As those of you who read me know, I love mechanical games. Whether it is Electric Football (I was fair), Stiga Hockey (I was fantastic) or Pinball (I was once called one of the worst flipper men in the world). That comment was made early in my pinball career (I eventually became quite adept) but the comment must still sting as I thought of it when I read an obituary in today’s New York Times: “Steve Kordek, a Pinball Innovator, Dies at 100.”
It seems that Kordek invented the double flipper, the element in pinball that makes it the great game it is. Anyone who has played the game knows the feeling of letting the ball slide down the flipper until it almost rolls off the end when, BANG, you catch it just right and send it flying into the bumpers and bells at the top of the table. The shiny steel ball rapidly bangs back and forth; setting off a racket and making the scoreboard frantically roll your score higher and higher. Everyone who has played also knows the feeling of just missing the ball and watching it plunk hopelessly out the bottom and out of play.
I had frankly never heard of Steve Kordek . According to the obit, prior to the double flipper there was an awkward and expensive six flipper system. Kordek’s genius was in coming up with a less expensive two flipper system that provided far more control over the ball.

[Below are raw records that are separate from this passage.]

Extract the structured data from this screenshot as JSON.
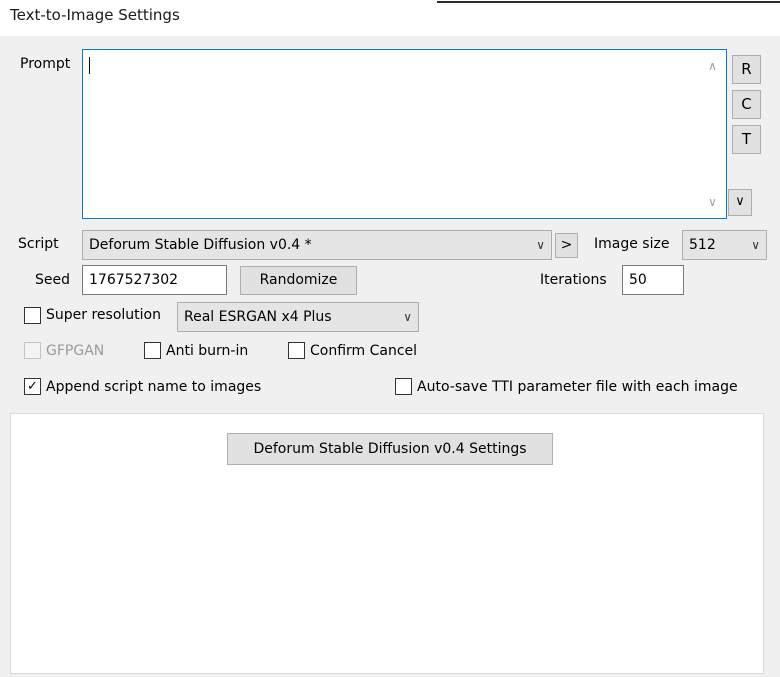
{
  "window": {
    "title": "Text-to-Image Settings"
  },
  "prompt": {
    "label": "Prompt",
    "value": "",
    "side_buttons": [
      "R",
      "C",
      "T"
    ],
    "expand_icon": "chevron-down-icon"
  },
  "script": {
    "label": "Script",
    "selected": "Deforum Stable Diffusion v0.4 *",
    "next_button": ">"
  },
  "image_size": {
    "label": "Image size",
    "selected": "512"
  },
  "seed": {
    "label": "Seed",
    "value": "1767527302",
    "randomize_label": "Randomize"
  },
  "iterations": {
    "label": "Iterations",
    "value": "50"
  },
  "super_resolution": {
    "label": "Super resolution",
    "checked": false,
    "model": "Real ESRGAN x4 Plus"
  },
  "gfpgan": {
    "label": "GFPGAN",
    "checked": false,
    "enabled": false
  },
  "anti_burn_in": {
    "label": "Anti burn-in",
    "checked": false
  },
  "confirm_cancel": {
    "label": "Confirm Cancel",
    "checked": false
  },
  "append_script_name": {
    "label": "Append script name to images",
    "checked": true
  },
  "auto_save": {
    "label": "Auto-save TTI parameter file with each image",
    "checked": false
  },
  "script_settings_button": {
    "label": "Deforum Stable Diffusion v0.4 Settings"
  },
  "glyphs": {
    "check": "✓",
    "chevron_down": "⌵",
    "scroll_up": "▲",
    "scroll_down": "▼"
  }
}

That flipper system provided the ability to use skill and agility to control the ball on the table. Not only that, but by controlling the ball you could, in essence, continually reward your efforts through vibrations, bells and clangs. It was a multisensory payoff.
Kordek went on to continue his work right into the video game era. That multi-sensory payoff continues to be a core element in all forms of mechanical and virtual gaming. I may be biased but the mechanical sensation beats anything out there. So, thank you Steve Kordek. I bet they play pinball in heaven.